Monica Macovei: The EU has to be harsher in its sanctions against Russia 

Member of the EU Parliament Monica Macovei called to enforce the sanctions of the European Union against Russia because of Moscow’s support of pro-Russian separatists in the east of Ukraine, and also called the EU to confidently get rid of fuel dependence on Moscow. Monica Macovei who held the post of Minister of Justice in the Romanian government before the country joined the EU in 2007, says that the period of meeting the demands to join the EU and the NATO is the best for eliminating corruption in post-communist states. 

Monica Macovei, as part of the previous EU Parliament, engaged in the most active participation in the debates regarding Ukrainian issues – particularly in the approval of the resolutions after the annex of Crimea and destabilisation of the East of Ukraine, which conditioned the necessity of sanctions against Russia.

Back then it created grounds for the leaders of the EU and the EU Commission to implement, and later enforce, the second phase of the EU sanctions, which prescribes the seizure of assets and prohibition of entry to those connected to the annex of Crimea and the destabilisation of the Ukrainian East. Macovei was elected to the new EU Parliament as well, and is part of the biggest group – the European People’s Party.

In the question of sanctions, however, Macovei is disappointed, thinking that the EU acted slowly. “The Russians are mocking us – as the sanctions are not enough,” says she.

“I hope and expect that the EU will be harsher, as the lesson has been learned. The EU was not confident in the beginning of the crisis, but with the help of the United States, which were more assertive in the beginning, we are able to say that together we are now holding a firmer position,” adds Macovei.

Moscow’s fuel blackmail

Europe, according to Macovei, is divided – sometimes Poland, the Baltic states or Romania understand the danger Russia poses to Ukraine – and for themselves! – better than the “old” members of the EU. Besides, she thinks that Russia has managed to create a powerful lobby in Europe, having worked especially “fruitfully” among the European left-wing and ultra-right wing representatives.

But Europe’s most important problem is Russian fuel, noted the Romanian member of the EU parliament in an interview to Radio Svoboda.

“We don’t want to allow the Russian Federation to win this war, so to speak,” says Macovei. “And also we want to end this gas dependence.

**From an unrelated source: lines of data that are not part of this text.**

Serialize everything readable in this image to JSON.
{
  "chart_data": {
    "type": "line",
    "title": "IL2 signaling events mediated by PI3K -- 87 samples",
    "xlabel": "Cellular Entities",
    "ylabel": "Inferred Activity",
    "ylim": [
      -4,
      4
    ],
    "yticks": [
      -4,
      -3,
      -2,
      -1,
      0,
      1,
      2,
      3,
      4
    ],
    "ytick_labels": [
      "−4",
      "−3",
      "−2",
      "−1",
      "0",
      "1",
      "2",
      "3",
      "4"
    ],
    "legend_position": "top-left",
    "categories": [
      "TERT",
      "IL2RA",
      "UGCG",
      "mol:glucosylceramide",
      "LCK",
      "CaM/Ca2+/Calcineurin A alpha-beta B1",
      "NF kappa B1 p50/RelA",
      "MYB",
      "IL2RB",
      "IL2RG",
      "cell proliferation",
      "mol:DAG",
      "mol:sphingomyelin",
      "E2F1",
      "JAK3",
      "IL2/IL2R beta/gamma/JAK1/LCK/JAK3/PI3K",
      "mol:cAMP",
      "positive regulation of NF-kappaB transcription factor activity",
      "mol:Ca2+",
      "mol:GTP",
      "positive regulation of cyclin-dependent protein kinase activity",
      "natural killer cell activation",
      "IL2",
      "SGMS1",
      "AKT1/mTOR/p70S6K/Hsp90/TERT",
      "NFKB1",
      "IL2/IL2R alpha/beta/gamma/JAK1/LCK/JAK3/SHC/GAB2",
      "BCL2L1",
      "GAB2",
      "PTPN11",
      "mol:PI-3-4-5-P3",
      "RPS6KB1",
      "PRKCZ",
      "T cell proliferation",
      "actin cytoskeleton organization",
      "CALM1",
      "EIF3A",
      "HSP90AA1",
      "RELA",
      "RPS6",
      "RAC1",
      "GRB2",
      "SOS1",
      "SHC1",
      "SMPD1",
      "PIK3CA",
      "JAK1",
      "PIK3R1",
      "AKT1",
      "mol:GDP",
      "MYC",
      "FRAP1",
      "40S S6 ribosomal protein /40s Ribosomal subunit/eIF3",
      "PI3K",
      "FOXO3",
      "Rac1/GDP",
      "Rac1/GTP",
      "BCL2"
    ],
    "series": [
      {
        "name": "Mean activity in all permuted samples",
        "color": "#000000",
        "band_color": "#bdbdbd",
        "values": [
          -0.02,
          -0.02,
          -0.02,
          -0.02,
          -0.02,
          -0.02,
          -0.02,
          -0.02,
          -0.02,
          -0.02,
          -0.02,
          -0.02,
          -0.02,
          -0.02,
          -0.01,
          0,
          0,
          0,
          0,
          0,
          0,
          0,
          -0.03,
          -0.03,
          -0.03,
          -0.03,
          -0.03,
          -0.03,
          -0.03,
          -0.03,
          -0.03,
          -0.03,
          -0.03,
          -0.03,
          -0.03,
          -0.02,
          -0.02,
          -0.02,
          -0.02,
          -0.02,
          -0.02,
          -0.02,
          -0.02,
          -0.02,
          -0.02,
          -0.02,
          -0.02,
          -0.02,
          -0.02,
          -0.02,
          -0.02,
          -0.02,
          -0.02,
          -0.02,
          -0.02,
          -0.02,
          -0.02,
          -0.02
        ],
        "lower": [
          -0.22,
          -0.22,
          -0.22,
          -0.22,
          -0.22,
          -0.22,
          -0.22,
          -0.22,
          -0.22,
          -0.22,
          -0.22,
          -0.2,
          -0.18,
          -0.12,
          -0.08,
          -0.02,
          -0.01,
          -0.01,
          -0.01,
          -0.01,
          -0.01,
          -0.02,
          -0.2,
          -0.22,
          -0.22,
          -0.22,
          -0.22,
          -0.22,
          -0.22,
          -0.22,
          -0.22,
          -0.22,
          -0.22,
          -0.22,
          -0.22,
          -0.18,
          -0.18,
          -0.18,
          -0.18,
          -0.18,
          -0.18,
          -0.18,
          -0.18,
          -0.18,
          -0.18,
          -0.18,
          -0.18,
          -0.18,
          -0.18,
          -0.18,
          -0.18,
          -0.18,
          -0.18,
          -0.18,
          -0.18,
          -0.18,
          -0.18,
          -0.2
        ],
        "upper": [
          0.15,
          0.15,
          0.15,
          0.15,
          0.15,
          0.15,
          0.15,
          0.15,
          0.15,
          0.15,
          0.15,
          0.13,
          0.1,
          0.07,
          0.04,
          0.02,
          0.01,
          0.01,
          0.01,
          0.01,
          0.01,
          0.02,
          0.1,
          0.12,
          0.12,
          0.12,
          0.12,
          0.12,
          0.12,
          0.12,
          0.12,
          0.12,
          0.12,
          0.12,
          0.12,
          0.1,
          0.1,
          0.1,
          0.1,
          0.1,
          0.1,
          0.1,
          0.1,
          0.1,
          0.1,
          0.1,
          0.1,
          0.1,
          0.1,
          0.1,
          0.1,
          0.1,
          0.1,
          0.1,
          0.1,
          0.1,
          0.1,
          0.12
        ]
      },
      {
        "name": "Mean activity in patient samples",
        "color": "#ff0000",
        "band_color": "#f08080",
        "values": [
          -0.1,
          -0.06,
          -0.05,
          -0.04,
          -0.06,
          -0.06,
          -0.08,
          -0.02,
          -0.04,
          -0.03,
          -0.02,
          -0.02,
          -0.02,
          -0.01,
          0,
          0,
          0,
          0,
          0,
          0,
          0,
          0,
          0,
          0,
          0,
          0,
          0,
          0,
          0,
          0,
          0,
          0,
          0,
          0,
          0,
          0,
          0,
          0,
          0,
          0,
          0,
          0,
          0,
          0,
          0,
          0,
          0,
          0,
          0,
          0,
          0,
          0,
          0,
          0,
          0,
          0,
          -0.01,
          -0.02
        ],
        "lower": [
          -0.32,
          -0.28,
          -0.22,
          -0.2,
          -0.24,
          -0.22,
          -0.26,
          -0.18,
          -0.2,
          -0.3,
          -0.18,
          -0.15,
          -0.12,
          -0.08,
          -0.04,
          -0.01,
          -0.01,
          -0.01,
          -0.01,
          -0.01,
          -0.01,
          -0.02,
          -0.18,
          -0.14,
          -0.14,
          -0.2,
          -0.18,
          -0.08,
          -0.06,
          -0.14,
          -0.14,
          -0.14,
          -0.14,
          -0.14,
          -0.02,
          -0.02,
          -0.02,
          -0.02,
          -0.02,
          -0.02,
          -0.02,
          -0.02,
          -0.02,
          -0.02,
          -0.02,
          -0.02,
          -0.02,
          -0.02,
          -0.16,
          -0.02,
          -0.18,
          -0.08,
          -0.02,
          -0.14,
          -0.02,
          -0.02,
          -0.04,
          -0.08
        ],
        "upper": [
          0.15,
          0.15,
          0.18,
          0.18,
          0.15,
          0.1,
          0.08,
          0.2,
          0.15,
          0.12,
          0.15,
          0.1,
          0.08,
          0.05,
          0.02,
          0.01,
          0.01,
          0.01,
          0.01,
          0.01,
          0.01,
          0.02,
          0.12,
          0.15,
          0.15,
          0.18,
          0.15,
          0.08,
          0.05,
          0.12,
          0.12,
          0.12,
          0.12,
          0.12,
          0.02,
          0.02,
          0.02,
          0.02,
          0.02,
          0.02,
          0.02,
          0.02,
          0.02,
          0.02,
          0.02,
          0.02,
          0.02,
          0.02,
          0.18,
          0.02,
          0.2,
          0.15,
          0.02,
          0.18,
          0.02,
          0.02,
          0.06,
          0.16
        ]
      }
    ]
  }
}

We cannot be blackmailed constantly!”

The danger of the current moment, according Macovei, lies in the fact that after Ukraine, Moldova could be next, and the Baltic states have significant Russian-speaking minorities which Moscow may decide to suddenly “protect,” as was the case with Crimea.

She called for the EU to significantly increase financial aid to the countries of the “Eastern Partnership,” thinking that Washington could also be more active in terms of economical aid.

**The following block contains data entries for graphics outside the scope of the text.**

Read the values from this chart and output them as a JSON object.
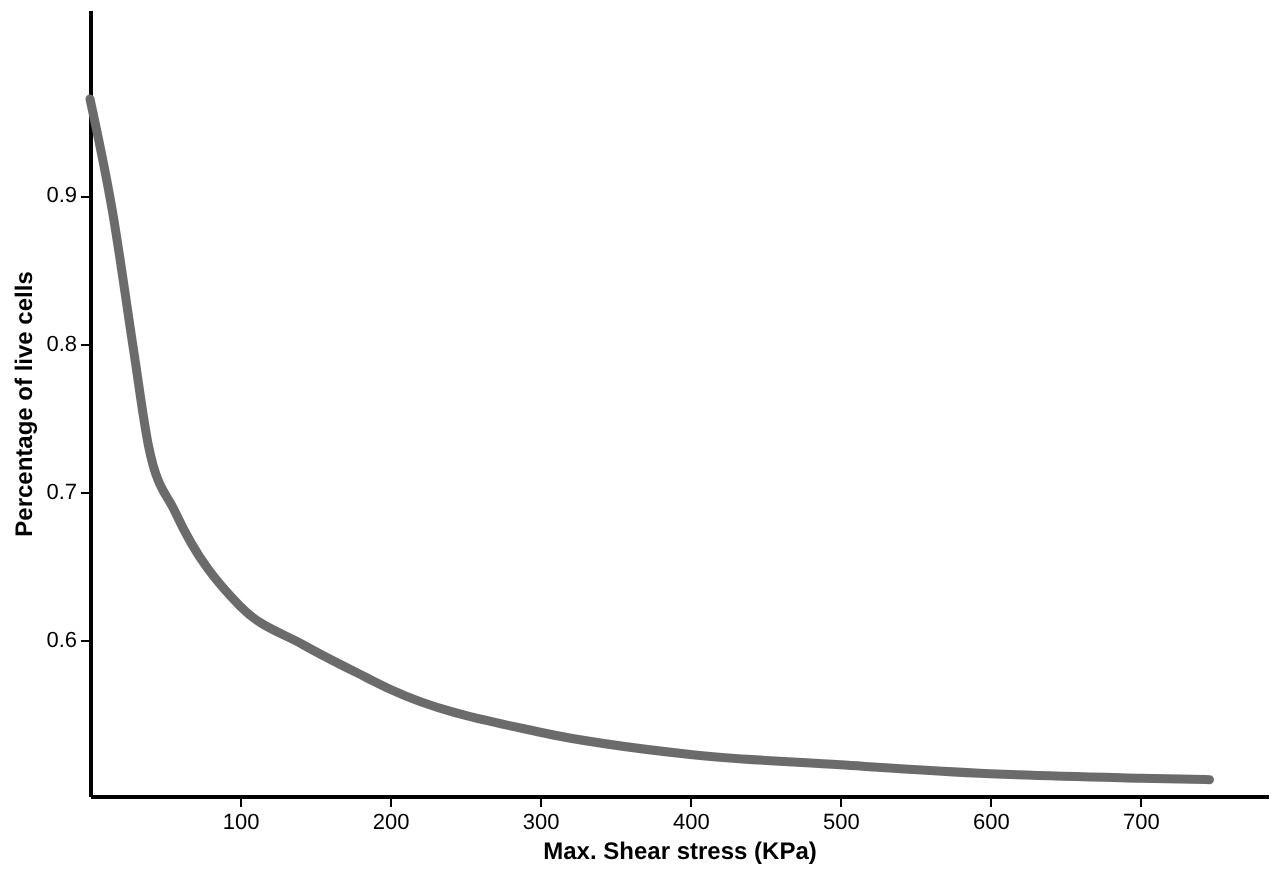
{
  "chart_data": {
    "type": "line",
    "xlabel": "Max. Shear stress (KPa)",
    "ylabel": "Percentage of live cells",
    "x": [
      0,
      15,
      29,
      39,
      57,
      100,
      142,
      184,
      200,
      300,
      400,
      500,
      600,
      700,
      746
    ],
    "series": [
      {
        "color": "#6b6b6b",
        "values": [
          0.965,
          0.889,
          0.796,
          0.731,
          0.686,
          0.623,
          0.597,
          0.575,
          0.567,
          0.538,
          0.523,
          0.516,
          0.51,
          0.507,
          0.506
        ]
      }
    ],
    "xlim": [
      0,
      785
    ],
    "ylim": [
      0.495,
      1.025
    ],
    "xticks": [
      100,
      200,
      300,
      400,
      500,
      600,
      700
    ],
    "yticks": [
      0.6,
      0.7,
      0.8,
      0.9
    ],
    "grid": false,
    "marker": "none",
    "line_style": "solid"
  }
}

When is it best to fight corruption

Monica Macovei has worked quite a long time in the Balkans to help fight corruption on the legislative level, including work as part of the British diplomatic mission in Skopje.

“Without corruption the transition from communism to democracy and capitalism cannot pass. Corrupt police, courts, much “shadiness” during privatisation and tenders. The most important thing is accountability. But there is a paradox here: membership in the EU may “relax” in comparison with the period when the country worked on the carrying out of criteria for membership,” says Macovei.

“The process of the road to the NATO and the EU, when politicians are under pressure, this disciplines them. Therefore this pressure on EU and NATO candidate countries on part of Brussels or Washington is very useful,” she adds.

The problem of the post-Soviet states and the Balkan states, according to Macovei, is also the fact that sometimes the right laws are passed, but not always adhered to.